The lifetime allowance is the amount that you can save in a pension over your lifetime, without being charged tax.
It was frozen at its current level at the March Budget, but with pressure on the public purse due to the Covid pandemic, sources suggest it could be slashed this Autumn as part of a “pension tax raid”.
Other interventions reportedly being considered by the Treasury include the introduction of a flat rate of pension tax relief and new taxes on employer pension contributions.
Experts say any of these measures risk causing lasting damage to the retirement prospects of ordinary savers.
Tom Selby, senior analyst at AJ Bell, said: “Given the parlous state of the UK’s finances, further speculation about the future of all areas of Government spending – including retirement savings incentives – was inevitable.
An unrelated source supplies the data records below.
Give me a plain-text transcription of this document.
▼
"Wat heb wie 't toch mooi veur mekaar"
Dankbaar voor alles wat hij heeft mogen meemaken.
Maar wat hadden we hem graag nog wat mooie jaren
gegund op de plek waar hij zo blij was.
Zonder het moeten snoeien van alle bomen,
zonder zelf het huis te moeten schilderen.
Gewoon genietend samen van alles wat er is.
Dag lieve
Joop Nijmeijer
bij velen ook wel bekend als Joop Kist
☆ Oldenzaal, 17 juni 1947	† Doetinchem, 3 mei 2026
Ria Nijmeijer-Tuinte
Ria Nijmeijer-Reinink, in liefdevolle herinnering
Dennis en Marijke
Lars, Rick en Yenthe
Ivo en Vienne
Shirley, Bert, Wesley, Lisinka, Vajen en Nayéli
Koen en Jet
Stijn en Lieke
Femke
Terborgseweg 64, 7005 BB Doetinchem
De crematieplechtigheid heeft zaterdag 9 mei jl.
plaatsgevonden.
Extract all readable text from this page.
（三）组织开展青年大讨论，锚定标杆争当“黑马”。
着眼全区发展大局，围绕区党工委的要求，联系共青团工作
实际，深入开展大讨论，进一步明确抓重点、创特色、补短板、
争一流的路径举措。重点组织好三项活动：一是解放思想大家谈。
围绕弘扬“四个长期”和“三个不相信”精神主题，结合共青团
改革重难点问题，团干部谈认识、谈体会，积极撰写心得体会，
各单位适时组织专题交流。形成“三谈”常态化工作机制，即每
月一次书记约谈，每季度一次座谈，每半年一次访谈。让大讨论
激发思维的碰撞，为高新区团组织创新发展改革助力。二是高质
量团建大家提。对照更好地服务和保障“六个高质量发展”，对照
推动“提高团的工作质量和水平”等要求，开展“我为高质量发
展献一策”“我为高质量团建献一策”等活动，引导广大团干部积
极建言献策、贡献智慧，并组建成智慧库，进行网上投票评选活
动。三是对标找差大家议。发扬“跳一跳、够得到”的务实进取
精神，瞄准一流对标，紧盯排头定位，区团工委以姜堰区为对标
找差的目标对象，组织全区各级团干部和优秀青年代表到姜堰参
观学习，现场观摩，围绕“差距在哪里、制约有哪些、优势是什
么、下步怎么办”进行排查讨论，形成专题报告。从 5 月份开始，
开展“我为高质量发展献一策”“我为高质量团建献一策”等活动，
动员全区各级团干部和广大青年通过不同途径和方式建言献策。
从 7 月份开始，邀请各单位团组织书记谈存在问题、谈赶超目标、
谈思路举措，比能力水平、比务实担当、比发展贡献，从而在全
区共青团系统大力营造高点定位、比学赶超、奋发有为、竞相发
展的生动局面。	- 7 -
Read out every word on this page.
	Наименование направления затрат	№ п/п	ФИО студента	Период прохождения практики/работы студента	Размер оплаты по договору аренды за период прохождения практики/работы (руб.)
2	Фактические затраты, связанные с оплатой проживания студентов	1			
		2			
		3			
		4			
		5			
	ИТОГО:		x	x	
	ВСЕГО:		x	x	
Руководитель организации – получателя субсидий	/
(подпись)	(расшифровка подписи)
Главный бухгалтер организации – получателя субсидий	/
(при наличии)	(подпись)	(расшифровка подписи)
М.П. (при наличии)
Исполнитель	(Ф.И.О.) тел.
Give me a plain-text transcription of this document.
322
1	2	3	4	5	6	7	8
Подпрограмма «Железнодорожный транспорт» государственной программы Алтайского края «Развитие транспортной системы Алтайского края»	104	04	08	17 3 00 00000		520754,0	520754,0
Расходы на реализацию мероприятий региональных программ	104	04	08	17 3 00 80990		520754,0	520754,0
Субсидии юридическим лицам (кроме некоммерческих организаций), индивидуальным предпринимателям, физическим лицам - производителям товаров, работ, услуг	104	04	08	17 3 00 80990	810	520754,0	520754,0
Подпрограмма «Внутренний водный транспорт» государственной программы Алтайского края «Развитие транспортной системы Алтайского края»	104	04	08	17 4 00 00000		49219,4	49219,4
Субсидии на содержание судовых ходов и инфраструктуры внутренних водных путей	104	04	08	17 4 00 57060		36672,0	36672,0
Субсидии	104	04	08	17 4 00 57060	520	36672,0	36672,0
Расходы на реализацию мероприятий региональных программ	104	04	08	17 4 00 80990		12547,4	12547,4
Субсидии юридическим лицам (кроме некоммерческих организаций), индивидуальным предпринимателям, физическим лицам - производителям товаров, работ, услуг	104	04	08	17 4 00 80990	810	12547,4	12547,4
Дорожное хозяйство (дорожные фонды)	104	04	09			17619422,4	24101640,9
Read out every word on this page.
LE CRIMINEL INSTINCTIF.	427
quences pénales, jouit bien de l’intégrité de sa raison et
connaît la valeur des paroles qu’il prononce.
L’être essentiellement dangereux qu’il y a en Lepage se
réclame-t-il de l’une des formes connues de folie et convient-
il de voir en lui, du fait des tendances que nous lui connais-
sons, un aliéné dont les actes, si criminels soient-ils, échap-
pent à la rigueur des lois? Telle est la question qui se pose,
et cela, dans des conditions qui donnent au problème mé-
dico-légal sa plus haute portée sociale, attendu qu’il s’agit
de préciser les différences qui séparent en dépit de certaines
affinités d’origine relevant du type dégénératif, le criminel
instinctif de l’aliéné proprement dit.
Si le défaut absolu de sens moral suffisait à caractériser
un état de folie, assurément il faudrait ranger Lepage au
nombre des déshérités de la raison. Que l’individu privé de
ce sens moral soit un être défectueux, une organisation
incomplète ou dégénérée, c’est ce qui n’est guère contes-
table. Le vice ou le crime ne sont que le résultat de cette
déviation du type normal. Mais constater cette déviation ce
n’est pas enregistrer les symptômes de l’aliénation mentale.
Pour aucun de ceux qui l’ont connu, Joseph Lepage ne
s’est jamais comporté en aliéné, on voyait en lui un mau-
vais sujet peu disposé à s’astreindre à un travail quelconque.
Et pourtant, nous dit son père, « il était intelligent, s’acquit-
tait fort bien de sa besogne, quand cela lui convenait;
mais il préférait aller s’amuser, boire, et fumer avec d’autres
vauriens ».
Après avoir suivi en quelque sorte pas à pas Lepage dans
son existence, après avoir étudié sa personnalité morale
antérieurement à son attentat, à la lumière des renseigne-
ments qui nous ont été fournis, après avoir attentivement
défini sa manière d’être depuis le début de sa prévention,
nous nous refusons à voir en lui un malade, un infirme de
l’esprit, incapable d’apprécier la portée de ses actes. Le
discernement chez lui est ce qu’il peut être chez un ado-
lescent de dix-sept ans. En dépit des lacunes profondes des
“However, all three of the pension tax reforms apparently in the Chancellor’s sights would be hugely risky, hitting directly at heartland Conservative voters and undermining the foundations being laid by automatic enrolment.
“Introducing a flat-rate of pension tax relief, an idea often touted by think-tanks, would present genuine practical challenges and would likely result in tax rises for public sector workers in defined benefit schemes, including many of the NHS staff who have been rightly praised as heroes during the pandemic.
“The lifetime allowance has already been cut to the bare bones, while employers would likely be furious if the Government increased their pension costs just as many attempt to recover from a nightmare year.”
Steven Cameron, pensions director at Aegon, said cuts to the pensions lifetime allowance “would be particularly punitive”.
“The current allowance only buys an annual guaranteed income of around £1,700 a month, which is hardly going to buy a life of luxury.”